Et même quand c’est pas le cas, par exemple quand des député·e·s sortant·e·s sont battu·e·s lors d’une élection, iels ont généralement suffisamment de relations et de réseau professionnel pour s’assurer de retrouver facilement un emploi bien payé et dans des bonnes conditions. Sans oublier le fait que, comme dit précédemment, la plupart des député·e·s font déjà partie de la catégorie des « cadres et professions intellectuelles supérieures » au départ, et donc d’une minorité de la population qui exerce des emplois en moyenne bien moins difficiles, moins précaires, moins exposés au chômage, etc. que le reste de la population.
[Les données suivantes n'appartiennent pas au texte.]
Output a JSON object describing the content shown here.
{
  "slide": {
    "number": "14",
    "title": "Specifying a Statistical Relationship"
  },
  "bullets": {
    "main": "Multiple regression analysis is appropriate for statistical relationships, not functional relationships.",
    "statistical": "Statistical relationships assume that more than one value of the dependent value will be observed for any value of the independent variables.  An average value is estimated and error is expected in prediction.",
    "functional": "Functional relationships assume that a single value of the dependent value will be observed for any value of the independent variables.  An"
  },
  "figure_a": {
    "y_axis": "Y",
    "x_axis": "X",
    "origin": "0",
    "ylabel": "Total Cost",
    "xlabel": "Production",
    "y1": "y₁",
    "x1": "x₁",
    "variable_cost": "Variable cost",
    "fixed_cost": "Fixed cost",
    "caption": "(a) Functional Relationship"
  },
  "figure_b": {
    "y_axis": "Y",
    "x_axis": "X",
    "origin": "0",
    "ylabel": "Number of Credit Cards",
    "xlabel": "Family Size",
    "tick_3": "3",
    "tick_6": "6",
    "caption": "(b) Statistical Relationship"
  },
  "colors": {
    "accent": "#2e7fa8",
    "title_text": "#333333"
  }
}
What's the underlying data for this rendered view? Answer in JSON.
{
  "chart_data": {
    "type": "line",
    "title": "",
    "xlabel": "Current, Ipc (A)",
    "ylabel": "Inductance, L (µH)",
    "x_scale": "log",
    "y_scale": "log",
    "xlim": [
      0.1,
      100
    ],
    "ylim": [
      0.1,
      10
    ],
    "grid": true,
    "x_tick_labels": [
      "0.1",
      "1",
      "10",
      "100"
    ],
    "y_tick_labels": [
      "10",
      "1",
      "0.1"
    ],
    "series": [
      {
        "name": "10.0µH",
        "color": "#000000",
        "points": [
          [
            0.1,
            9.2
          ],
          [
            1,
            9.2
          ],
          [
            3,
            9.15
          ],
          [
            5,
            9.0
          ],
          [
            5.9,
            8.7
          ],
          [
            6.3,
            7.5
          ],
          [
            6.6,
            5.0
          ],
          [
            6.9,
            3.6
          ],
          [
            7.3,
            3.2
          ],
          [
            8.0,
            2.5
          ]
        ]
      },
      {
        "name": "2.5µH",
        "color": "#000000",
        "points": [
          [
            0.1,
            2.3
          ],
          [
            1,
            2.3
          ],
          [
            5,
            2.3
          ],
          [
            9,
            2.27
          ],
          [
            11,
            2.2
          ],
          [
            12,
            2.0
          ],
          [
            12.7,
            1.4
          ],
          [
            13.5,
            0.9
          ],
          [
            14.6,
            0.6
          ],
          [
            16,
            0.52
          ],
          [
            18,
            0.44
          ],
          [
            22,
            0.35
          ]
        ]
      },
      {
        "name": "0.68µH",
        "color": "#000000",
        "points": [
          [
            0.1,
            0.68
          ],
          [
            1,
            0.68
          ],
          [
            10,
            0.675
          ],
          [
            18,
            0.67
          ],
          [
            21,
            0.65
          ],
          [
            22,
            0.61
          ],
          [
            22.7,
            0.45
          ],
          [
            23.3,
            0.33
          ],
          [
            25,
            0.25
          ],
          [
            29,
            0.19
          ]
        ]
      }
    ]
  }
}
Il y aurait plein d’autres exemples où le statut d’élu·e influe sur leurs intérêts. Je reste sur les député·e·s : comme leurs frais de déplacement leur sont intégralement remboursés par l’État, que ce soit en taxi dans Paris, ou en première classe quand iels prennent le train, voire même par avion, iels ont pas besoin d’avoir des transports en commun de qualité et abordables pour tout le monde, du coup iels hésiteront encore moins à privatiser la SNCF par exemple.

Même chose pour le logement : les député·e·s ne subissent pas le marché du logement que le reste de la population subit, parce que l’État prend en charge toutes les questions liées à leur logement :

Du coup, iels n’ont pas les mêmes difficultés à se loger que le reste de la population a, et se foutent que les loyers en général soient super élevés. C’est aussi pour ça qu’iels ont pas de raison de faire des lois pour réguler le marché de l’immobilier ou encadrer les loyers par exemple (alors que c’est un gouffre à fric pour les locataires, et notamment les plus précaires…).

D’une manière plus générale, les statuts des élu·e·s, et les passes-droits qu’iels ont grâce à leurs positions d’élu·e·s, font qu’iels n’ont absolument pas besoin des droits et des protections dont la majorité de la population a besoin, et à cause de ça, l'intérêt des élu·e·s sera toujours différent de celui du reste du peuple. Notez que c’est pas seulement une question de connaître ça, et d’avoir expérimenté ça dans sa vie : même si des ancien·ne·s ouvrièr·e·s (par exemple) se retrouveraient député·e·s, eh bien ces personnes verraient leurs intérêts changer, du fait de leur nouveau statut d’élu·e·s, et donc n’auraient plus des intérêts d’ouvrier·ères à partir du moment où iels deviennent député·e·s. Donc c’est le statut d’élu·e en soi, et la position d’élu·e en elle-même, qui font que ces élu·e·s ont des intérêts différents.

Et évidemment, à tout ça s’ajoute de toute façon leur niveau de vie déjà très confortable du fait de leurs revenus élevés qu’on a déjà vus.